Referring in his booklet notes to Denis Matthews’ 1942 recording of Mozart’s A major K. 488 concerto, Roger Beardsley writes that “some may find it uncharismatic or too monochrome.” Perhaps so, although one man’s “monochrome” is another man’s “cool” or “restrained”. Still, even among competing versions on 78s, as self-effacing a Mozartean as Clifford Curzon managed to generate a more singing line and dramatic subtext within his similarly scaled-down conception. And the bracing vitality and congenial soloist/orchestra interplay characterizing Arthur Rubinstein’s delicious late-1940s version with Vladimir Golschmann wipes the floor with Matthews’ clean but deferential pianism (at least he comes alive during his first-movement cadenza). The Liverpool Philharmonic’s strings dominate the winds and retain anachronistic, swoopy slides à la Mengelberg (annoyingly so in the first movement’s second theme).
You can’t deny the sheer digital poise and unflappable symmetry Matthews brings to Mozart’s C major Fantasie and Fugue and the A minor Sonata K. 310, although subsequent shellac interpretations by Schnabel and Lipatti boast distensions of phrase that heighten the composer’s harmonic tension to a greater degree than Matthews reveals.

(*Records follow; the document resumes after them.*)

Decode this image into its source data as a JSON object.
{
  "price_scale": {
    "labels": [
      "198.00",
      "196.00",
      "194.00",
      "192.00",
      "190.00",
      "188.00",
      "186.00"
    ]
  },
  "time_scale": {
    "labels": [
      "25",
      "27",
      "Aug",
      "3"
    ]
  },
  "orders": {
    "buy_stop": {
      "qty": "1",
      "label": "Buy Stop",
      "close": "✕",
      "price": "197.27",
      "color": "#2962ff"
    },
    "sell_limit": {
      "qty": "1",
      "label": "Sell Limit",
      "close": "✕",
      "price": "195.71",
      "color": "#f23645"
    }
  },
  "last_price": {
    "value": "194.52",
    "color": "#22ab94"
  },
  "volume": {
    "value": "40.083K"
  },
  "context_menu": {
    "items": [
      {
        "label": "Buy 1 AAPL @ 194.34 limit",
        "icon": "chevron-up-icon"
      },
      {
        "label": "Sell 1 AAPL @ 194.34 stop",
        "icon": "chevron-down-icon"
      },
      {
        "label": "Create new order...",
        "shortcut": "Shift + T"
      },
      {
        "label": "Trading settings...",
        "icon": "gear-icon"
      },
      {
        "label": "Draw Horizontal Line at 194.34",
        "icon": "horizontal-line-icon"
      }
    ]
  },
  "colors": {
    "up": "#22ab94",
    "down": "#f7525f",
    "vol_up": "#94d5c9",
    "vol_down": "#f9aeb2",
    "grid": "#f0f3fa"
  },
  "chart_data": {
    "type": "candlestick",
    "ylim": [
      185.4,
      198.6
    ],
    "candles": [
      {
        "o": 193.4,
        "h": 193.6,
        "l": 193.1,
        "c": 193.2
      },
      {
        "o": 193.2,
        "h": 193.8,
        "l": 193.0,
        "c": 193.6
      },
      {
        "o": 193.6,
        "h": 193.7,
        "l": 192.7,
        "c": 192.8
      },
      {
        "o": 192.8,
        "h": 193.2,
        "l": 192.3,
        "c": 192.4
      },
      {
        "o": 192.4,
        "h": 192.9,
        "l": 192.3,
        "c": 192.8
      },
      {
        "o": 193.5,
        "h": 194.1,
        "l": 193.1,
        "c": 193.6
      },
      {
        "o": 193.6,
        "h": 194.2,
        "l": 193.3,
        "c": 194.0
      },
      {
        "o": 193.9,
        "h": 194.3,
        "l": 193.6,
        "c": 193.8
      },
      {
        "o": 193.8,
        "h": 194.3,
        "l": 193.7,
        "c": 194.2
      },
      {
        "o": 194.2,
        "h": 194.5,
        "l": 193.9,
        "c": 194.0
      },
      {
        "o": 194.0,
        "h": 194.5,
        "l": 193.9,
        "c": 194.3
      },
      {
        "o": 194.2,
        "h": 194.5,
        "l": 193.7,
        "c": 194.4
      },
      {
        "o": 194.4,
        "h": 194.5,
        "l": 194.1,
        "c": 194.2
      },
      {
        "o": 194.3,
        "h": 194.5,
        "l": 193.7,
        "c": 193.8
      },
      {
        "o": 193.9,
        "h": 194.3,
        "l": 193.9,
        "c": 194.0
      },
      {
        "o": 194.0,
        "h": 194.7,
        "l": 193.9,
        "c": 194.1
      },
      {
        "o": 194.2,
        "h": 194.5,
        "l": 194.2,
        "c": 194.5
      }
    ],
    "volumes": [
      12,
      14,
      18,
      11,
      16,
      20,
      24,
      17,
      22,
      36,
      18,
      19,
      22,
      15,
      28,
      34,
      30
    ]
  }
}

Matthews’ 1946 Beethoven Op. 109 Sonata is a beauty. He matches Schnabel’s pliable poetry and canny timing in the first two movements while avoiding the older pianist’s tendency to snatch at the Prestissimo’s phrase endings. If Matthews doesn’t quite achieve Schnabel’s introspective, trembling depths in the third movement, and takes the quick, central variation at a relatively cautious clip, his heartfelt playing achieves marvelous textural and linear clarity from which any pianist can learn. The two John Field Nocturnes also receive pellucid, refined performances. Roger Beardsley’s transfers contain a high level of surface noise yet still sound full and realistic.